Milhares de pessoas acompanharam o cortejo fúnebre que apesar de ser proibido se efectuou a pé, numa sentida manifestação de pesar desde Santa Isabel até ao Cemitério dos Prazeres. Guitarristas dedilharam os seus instrumentos, durante todo o percurso, " a sua Marcha" em tom dolente e magoado, que mais parecia um choro de guitarras.
O Povo de Campo d´Ourique estendeu colchas nas janelas, numa homenagem singela ao homem simples do seu bairro.
Todos os orgãos de informação se referiram á efeméride, com títulos de destaque.
(*) 91 anos em termos de registo de nascimento, masa na realidade tinha 94 anos
Chorai Fadistas, chorai...
A morte de Alfredo Marceneiro
— A GRANDE LENDA DO FADO
in Diário de Notícias
« Ti Alfredo » deixou-nos
Morreu O REI do FADO.
Morreu aquele a quem apelidaram de
—PATRIARCA do FADO
Marceneiro morreu, o fado de luto
Morreu Alfredo Marceneiro
— O MONSTRO do FADO
Guitarras choraram por Alfredo Marceneiro
in Correio da Manhã
Morreu Alfredo Marceneiro...
O Fado lisboeta está de luto.
in O Dia
De todos os jornais diários que se referiram á efeméride destaco o artigo assinado pelo jornalista e poeta Fernando Peres que foi seu grande amigo e admirador:
GUITARRAS CHORAM NO FUNERAL DE MARCENEIRO
in A Capital
"Não sabemos de quem teria sido a ideia mas não é difícil adivinhá-lo: José Pracana tem alma de poeta e uniu-o sempre ao ti Alfredo uma amizade filial. Talvez pela primeira vez, desde a saída do corpo até ao cemitério dos Prazeres, guitarras e violas choraram o que deixa insubstituível um lugar e foi um intérprete ímpar de várias gerações. Apenas melodias suas foram escutadas por gente que se espalhava pelas janelas para assistir ao cortejo enorme e ouvir um coro imenso de vozes de que Alfredo Duarte (o Marceneiro para toda a gente) era autor e andam na boca de toda a gente.

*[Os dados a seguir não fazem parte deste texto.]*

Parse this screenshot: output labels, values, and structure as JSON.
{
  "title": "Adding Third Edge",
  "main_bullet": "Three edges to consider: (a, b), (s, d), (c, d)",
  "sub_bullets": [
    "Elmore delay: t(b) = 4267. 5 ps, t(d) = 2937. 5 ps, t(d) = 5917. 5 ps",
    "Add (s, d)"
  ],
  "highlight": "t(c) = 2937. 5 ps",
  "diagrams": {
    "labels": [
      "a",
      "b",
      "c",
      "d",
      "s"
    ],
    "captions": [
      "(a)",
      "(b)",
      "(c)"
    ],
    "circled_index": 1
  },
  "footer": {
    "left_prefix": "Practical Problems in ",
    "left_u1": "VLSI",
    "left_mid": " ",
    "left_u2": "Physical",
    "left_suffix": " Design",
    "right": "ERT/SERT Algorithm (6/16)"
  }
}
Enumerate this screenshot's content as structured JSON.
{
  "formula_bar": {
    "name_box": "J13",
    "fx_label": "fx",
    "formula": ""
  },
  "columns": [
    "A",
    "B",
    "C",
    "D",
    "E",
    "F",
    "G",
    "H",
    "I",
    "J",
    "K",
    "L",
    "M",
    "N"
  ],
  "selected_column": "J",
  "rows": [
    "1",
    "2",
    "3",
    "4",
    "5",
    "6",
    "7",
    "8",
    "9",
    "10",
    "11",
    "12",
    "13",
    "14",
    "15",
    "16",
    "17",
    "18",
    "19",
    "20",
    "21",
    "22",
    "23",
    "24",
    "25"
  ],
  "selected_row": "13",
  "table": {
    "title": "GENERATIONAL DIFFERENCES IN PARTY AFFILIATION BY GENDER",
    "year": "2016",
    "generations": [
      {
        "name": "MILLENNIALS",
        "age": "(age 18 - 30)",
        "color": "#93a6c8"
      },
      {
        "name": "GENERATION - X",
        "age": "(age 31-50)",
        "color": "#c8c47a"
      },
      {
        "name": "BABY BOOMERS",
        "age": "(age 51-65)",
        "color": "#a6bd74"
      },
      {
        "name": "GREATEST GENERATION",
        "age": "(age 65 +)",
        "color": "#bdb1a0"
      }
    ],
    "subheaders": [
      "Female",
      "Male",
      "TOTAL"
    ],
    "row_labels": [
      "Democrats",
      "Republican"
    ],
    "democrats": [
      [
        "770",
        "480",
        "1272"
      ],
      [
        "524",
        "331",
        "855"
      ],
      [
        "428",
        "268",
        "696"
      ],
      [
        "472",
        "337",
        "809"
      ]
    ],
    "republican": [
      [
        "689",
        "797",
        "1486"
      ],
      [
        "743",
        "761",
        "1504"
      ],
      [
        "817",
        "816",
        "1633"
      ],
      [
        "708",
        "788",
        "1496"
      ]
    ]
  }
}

Esta é uma verdade indesmentível. Se reflectirmos, podemos concluir que a vida e a morte constituem os círculos viciosos do tempo.
A hora que se viveu é uma hora morta. Aquilo que hoje é emoção violenta, constitui amanhã, uma sensação esquecida.
Devemos insistir: esta é uma verdade indesmentível pois existe dentro de cada homem uma tragédia que ele ignora e uma comédia que ele vive. Algumas vezes, a tragédia é caricata ridícula, dá vontade de rir. Mas nunca ninguém riu da tragédia que consigo arrasta. É que a dor é um sinal da vida. Na realidade, só vive quem sabe sofrer...
Por isso ti Alfredo não sofre sózinho. Consigo leva um bocadinho do coração de todos nós. Os ídolos do fado são ídolos do povo. E um desses foi esse extraordinário Alfredo Marceneiro, decano dos intérpretes portugueses e, talvez, mundiais. Quase todos choraram quando foi o «momento da despedida». Mas homens como o ti Alfredo não morrem, nunca. Faltou a madrugada, substituída por um Sol radioso. Mas tudo teve expressão e significado. Valeu pela intenção valiosa e espectacular (houve quem estivesse de muletas). Se era preciso, foi a consagração de um grande fadista. Quantos o acompanharam, e entre eles o secretário de Estado da Presidência do Conselho de Ministros, Leonor Beleza, constituíram um público, sem distinção de classes ali acorrendo a acenar o seu adeus ao maior intérprete da canção, nascida não se sabe onde ecoou em vozes doridas e viciosas nas betesgas das ruelas de Lisboa. Depois, ganhou raça em gargantas aristocráticas e hoje corre mundo na névoa das «boites».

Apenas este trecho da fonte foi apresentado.